If you want to extend this to MY faith and YOUR faith as you seem to want to separate things, let's look at an example. I can write to you that I have a mug of some new drink you have never heard of on my desk and how that drink tastes. I trust that the drink not only exists, but has certain properties (flavour, sweetness, texture, etc), based on the evidence of it that I have perceived / experienced. You have no perception of the drink except for my written words. Your "faith" in the existence of the drink is entirely dependent on how much you know about me and whether you trust me and my motives in telling you about the drink. For you to tell me that the drink CANNOT exist or be perceived, or that my trust in it's existence is "magical" and not based in "reality", simply because it's not something you have experience of is both presumptuous and judgemental. It's fine to tell me you don't believe it exists because you haven't got enough evidence to support belief in it, though (to overcome your unbelief).
I understand your desire to separate the physical and metaphysical, but the method of dealing with both is the same and it is this method / mechanism which is under discussion here. The senses used to perceive each may be different, but the process of working out just how "real" things are in each is the same.
The thing is, you don't have proof that faith doesn't affect the world in a metaphysical point of view.
I agree.
In that case, you don't know how anything works, except the fact that you're alive and that *something* is causing you to do things and we call it 'free will' as people don't like it when things aren't named.
Metaphysics has 2 questions: "What's out there?" and "What is it like?"

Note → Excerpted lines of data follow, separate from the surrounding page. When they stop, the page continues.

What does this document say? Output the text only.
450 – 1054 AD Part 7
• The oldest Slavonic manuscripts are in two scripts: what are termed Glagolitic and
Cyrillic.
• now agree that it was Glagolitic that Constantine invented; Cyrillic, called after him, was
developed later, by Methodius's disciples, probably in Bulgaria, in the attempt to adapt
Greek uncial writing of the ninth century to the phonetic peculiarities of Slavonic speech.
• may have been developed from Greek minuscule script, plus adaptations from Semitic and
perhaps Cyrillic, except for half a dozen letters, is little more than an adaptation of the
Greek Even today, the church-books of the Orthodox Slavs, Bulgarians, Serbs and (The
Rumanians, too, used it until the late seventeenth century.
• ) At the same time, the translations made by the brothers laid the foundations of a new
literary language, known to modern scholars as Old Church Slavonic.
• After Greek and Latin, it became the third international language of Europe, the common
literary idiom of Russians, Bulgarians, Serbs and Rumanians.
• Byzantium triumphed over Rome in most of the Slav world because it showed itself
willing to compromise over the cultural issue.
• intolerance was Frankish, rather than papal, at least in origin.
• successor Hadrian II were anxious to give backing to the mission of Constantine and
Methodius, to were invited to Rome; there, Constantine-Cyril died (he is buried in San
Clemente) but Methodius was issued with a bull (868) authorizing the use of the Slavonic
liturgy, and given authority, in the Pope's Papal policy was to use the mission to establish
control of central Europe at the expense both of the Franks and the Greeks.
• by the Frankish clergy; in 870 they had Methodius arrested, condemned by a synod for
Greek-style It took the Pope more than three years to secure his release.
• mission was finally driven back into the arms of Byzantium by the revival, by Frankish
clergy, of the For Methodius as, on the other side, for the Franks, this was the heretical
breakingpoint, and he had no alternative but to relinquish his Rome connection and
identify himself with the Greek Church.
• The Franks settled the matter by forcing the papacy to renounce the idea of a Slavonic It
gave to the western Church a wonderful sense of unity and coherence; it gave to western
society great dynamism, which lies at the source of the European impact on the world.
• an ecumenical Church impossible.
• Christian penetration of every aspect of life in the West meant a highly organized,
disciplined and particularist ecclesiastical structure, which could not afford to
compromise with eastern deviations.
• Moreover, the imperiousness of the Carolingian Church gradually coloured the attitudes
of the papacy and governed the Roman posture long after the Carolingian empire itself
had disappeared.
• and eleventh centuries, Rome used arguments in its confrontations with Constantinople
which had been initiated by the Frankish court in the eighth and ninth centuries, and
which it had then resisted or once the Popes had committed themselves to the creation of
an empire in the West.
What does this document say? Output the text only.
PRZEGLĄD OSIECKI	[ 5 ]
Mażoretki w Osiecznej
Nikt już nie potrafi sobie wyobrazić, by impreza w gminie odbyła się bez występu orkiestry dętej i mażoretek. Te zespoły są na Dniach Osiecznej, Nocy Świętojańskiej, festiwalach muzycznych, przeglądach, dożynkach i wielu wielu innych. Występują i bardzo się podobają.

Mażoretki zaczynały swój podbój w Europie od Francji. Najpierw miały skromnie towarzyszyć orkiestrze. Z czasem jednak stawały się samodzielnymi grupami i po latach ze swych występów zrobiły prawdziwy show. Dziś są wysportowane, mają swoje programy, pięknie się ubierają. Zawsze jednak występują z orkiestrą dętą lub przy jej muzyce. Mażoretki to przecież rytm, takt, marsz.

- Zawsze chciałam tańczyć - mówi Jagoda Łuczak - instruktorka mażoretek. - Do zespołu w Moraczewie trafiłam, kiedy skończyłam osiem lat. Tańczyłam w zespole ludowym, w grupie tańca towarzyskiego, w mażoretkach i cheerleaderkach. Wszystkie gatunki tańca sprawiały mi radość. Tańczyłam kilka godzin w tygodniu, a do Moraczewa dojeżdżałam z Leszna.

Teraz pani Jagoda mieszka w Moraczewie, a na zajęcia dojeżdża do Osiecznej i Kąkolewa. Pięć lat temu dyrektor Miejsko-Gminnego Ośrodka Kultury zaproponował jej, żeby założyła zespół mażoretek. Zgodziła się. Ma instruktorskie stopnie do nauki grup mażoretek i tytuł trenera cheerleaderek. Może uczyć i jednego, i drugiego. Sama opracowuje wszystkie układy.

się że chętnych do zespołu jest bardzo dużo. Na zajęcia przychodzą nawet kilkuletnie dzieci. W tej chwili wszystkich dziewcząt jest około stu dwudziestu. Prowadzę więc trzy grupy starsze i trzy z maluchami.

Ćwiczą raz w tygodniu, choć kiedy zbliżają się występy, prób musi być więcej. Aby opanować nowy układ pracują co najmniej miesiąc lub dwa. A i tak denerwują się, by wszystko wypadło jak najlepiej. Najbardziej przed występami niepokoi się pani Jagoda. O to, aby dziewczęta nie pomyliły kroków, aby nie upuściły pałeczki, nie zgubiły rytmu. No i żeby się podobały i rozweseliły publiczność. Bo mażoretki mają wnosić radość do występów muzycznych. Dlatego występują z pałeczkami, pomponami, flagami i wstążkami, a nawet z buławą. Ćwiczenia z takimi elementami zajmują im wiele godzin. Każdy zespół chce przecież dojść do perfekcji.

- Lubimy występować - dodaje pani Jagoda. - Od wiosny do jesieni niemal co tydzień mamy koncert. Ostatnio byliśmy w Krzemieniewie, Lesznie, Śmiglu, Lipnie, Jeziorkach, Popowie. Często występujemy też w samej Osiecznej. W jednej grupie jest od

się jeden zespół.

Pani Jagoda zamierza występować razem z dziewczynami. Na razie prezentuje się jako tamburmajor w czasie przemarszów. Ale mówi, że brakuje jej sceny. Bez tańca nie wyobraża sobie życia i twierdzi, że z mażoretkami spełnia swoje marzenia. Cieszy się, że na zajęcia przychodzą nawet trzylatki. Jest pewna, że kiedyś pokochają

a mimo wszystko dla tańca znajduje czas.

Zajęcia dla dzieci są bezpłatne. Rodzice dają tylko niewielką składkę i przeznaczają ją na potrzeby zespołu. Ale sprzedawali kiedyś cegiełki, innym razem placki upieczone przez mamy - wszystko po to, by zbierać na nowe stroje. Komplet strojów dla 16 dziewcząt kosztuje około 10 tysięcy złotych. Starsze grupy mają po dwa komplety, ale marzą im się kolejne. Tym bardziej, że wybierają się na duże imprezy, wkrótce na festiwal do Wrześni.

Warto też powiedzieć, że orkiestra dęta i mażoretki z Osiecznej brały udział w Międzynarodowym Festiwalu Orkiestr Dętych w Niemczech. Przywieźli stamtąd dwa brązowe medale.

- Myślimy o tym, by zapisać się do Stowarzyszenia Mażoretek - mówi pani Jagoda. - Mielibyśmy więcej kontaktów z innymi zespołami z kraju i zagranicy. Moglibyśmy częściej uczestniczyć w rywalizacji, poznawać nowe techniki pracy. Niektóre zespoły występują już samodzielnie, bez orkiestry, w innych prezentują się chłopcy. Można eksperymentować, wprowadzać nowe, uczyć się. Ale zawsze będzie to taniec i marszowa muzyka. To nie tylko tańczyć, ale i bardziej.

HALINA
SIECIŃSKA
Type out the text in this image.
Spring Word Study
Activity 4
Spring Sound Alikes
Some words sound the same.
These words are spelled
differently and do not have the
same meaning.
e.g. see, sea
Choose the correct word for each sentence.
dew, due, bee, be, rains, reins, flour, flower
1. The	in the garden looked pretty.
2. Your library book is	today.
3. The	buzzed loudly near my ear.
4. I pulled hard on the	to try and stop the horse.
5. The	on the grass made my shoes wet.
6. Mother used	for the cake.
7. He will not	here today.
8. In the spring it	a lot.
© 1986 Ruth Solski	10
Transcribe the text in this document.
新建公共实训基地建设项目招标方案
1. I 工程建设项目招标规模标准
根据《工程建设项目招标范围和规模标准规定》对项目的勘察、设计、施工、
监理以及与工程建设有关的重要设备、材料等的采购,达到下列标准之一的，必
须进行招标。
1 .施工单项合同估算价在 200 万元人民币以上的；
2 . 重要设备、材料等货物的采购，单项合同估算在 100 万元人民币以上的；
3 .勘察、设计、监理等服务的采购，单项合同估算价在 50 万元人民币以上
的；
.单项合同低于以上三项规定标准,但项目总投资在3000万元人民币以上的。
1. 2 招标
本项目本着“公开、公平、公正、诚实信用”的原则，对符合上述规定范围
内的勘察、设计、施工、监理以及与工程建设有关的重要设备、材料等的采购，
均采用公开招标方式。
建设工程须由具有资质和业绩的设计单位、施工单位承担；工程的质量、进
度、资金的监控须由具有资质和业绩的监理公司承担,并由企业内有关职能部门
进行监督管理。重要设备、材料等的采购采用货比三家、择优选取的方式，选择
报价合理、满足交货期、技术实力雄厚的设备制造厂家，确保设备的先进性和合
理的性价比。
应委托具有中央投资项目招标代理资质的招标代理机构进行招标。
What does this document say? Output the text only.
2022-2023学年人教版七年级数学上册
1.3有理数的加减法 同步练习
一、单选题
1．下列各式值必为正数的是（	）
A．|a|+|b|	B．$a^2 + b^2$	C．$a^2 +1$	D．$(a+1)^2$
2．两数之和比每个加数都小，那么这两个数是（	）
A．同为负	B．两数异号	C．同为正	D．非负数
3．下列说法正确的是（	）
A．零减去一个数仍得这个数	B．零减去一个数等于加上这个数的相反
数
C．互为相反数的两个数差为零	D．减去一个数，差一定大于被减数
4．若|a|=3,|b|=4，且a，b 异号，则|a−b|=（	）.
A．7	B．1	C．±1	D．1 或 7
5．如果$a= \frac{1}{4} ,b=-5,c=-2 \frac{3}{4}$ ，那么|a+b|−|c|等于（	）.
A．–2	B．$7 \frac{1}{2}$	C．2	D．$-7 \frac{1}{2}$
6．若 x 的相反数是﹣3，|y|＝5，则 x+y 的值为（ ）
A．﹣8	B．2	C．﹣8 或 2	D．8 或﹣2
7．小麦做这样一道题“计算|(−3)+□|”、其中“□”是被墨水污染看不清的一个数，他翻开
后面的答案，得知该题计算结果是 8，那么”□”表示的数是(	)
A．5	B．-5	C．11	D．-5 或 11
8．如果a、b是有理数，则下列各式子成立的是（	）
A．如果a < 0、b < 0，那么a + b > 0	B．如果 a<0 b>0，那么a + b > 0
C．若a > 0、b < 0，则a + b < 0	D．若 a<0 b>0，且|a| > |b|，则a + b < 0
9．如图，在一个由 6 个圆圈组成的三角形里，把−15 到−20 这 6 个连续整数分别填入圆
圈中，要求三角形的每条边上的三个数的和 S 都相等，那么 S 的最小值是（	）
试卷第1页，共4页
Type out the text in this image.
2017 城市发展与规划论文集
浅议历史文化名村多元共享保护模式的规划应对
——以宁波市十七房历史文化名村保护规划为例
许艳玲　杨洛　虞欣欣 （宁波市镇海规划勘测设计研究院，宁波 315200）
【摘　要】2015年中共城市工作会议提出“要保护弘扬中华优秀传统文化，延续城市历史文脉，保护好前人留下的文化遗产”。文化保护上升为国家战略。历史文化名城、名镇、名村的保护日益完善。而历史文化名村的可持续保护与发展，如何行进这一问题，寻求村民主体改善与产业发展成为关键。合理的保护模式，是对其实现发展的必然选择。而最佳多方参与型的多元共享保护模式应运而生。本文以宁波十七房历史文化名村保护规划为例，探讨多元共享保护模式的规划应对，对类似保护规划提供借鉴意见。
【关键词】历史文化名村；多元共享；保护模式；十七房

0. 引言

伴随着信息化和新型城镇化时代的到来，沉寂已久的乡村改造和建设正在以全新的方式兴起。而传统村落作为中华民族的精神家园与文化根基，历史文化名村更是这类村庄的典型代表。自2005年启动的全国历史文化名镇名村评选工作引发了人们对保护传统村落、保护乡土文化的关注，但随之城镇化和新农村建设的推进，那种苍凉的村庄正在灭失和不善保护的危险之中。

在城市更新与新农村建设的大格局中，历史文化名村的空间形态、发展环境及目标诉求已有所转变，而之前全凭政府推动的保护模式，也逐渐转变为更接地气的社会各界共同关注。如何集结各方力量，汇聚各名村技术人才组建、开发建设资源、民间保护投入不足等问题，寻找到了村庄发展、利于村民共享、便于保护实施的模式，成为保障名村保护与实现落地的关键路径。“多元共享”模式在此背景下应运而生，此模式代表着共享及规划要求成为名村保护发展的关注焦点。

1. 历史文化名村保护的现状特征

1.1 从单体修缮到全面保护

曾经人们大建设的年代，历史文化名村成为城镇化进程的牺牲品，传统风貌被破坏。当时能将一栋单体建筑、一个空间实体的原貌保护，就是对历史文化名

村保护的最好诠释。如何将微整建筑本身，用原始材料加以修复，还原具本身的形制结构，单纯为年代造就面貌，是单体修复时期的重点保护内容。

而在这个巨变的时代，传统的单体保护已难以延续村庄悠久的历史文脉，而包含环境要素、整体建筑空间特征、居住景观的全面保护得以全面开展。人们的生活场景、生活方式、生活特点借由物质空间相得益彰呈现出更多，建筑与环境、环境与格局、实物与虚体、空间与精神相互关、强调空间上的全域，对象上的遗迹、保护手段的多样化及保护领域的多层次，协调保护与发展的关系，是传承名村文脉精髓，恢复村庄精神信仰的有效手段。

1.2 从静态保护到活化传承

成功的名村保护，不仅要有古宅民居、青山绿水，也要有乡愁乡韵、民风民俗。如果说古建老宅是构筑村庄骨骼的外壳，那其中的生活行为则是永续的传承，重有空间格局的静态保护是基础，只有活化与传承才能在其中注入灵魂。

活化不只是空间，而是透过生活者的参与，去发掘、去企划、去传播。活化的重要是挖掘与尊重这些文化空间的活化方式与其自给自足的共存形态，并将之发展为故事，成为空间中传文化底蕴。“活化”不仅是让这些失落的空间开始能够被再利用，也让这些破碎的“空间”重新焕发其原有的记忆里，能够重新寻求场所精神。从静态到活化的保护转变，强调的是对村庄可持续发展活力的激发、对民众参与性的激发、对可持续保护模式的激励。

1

The problem happens due to the fact that both the answers transcends what people can comprehend, and we do that in opposites. You can think that something is bad, because it's the opposite of good, and vice versa. If you think about it enough, you can understand that this is the basis of how we understand things.
It's outside the scope of our limited means to comprehend our entire universe, but when we start to gain evidences telling us what something is like we can conclude that that thing most likely exists. Existence is a requirement of character, something must exist in order for its properties to be measured. Often we postulate the existence of something based on discovering some aspect of it, some part of what it is "like", such as dark matter.
We cannot know what's out there, and we cannot know what its like, as both answers transcend this duality, which is out of our comprehension.
Therefore, this 'faith' is the closest thing that you can comprehend, of the answer to these two metaphysical questions. This faith, can also be whatever the person desires it to be.
We can know some of what's out there and some of the characteristics of those things we do perceive. Faith is always involved, though, as the component that allows us to accept what we perceive and move on from merely gathering evidence to acting on it. If we didn't believe the moon was there we could not have landed people on it, for instance.
While faith can be what each person desires, it's only beneficial to the person when it matches "reality" enough to allow interaction.